Standard of care lifestyle counseling correlated with improvements in nonalcoholic steatohepatitis or fibrosis in half of the children with nonalcoholic fatty liver.

“The high incidence of type 2 diabetes, and its strong relationship to fibrosis progression, underscores the urgent need to assess longer-term outcomes,” Stavra A. Xanthakos, MD, from the division of gastroenterology, hepatology and nutrition at Cincinnati Children’s Hospital Medical Center and the department of pediatrics at the University of Cincinnati College of Medicine in Cincinnati, Ohio, and colleagues wrote. “Trials of novel therapies are urgently needed to identify efficacious and accessible interventions for children failing to respond to lifestyle counseling.”

In two double-blind, randomized clinical trials, Xanthakos and colleagues compared placebo with standard of care lifestyle counseling in 122 children with NAFLD from the NASH clinical research network. Histologic changes were evaluated with regression analysis regarding baseline and longitudinal changes in clinical variables.

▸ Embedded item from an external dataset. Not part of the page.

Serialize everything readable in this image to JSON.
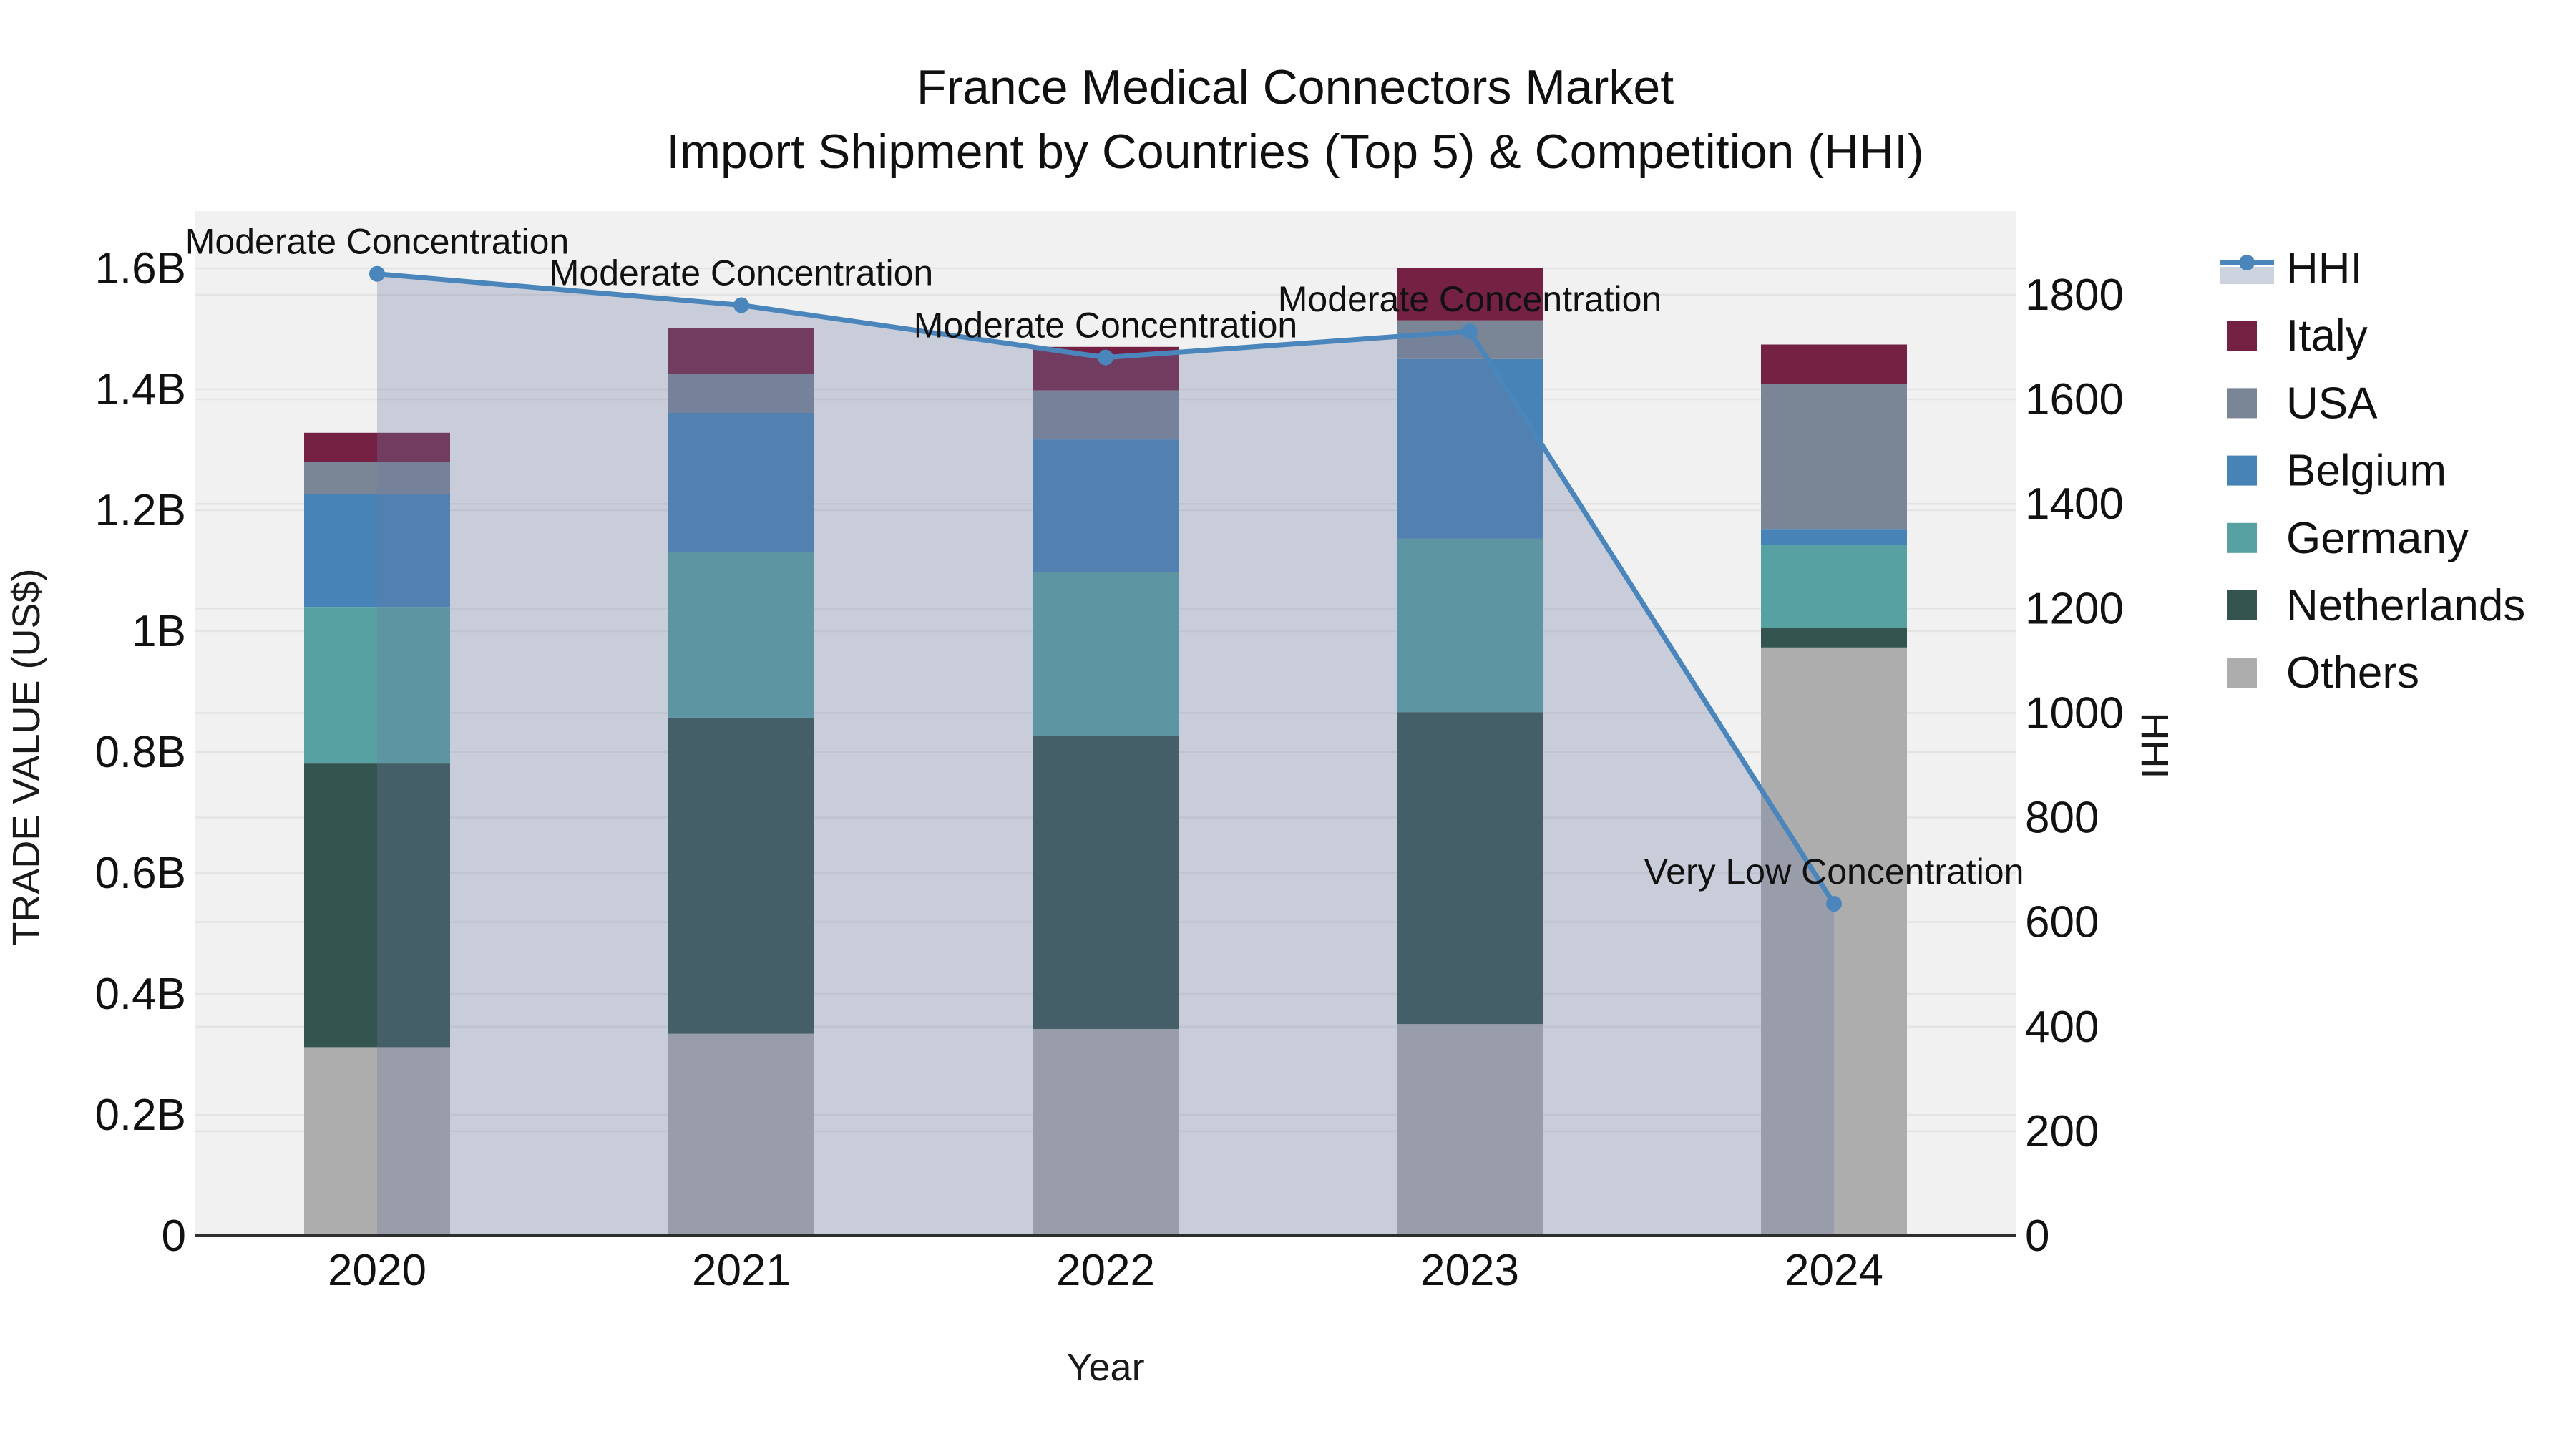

“At enrollment, 31% of the children had definite NASH, 34% had borderline zone 1 NASH, 13% had borderline zone 3 NASH, and 21% had fatty liver but not NASH,” the investigators wrote. “Over a mean time period of [1.6] years, borderline or definite NASH resolved in 29% of the children, whereas 18% of the children with fatty liver or borderline NASH developed definite NASH.”

Results showed improvements in fibrosis in 34% of children; however, fibrosis worsened in 23%. Investigators noted progression to definite NASH or fibrosis was reported in 36% of children and both were observed in 11% of children. NASH or fibrosis improvements occurred in 52% of children and 20% of children saw improvements in both. Type 2 diabetes developed in 5% of children. Adolescent age, higher waist circumference, levels of alanine or aspartate aminotransferase, total and LDL cholesterol at baseline, increasing level of alanine aminotransferase, HbA1C (P < .05) were correlated with progression to NASH and/or fibrosis.

Other factors correlated with progression to NASH and/or fibrosis were increasing level of gamma-glutamyl transferase and development of type 2 diabetes (P < .01). Increased gamma-glutamyl transferase correlated with decreased odds for improvement (P = .003).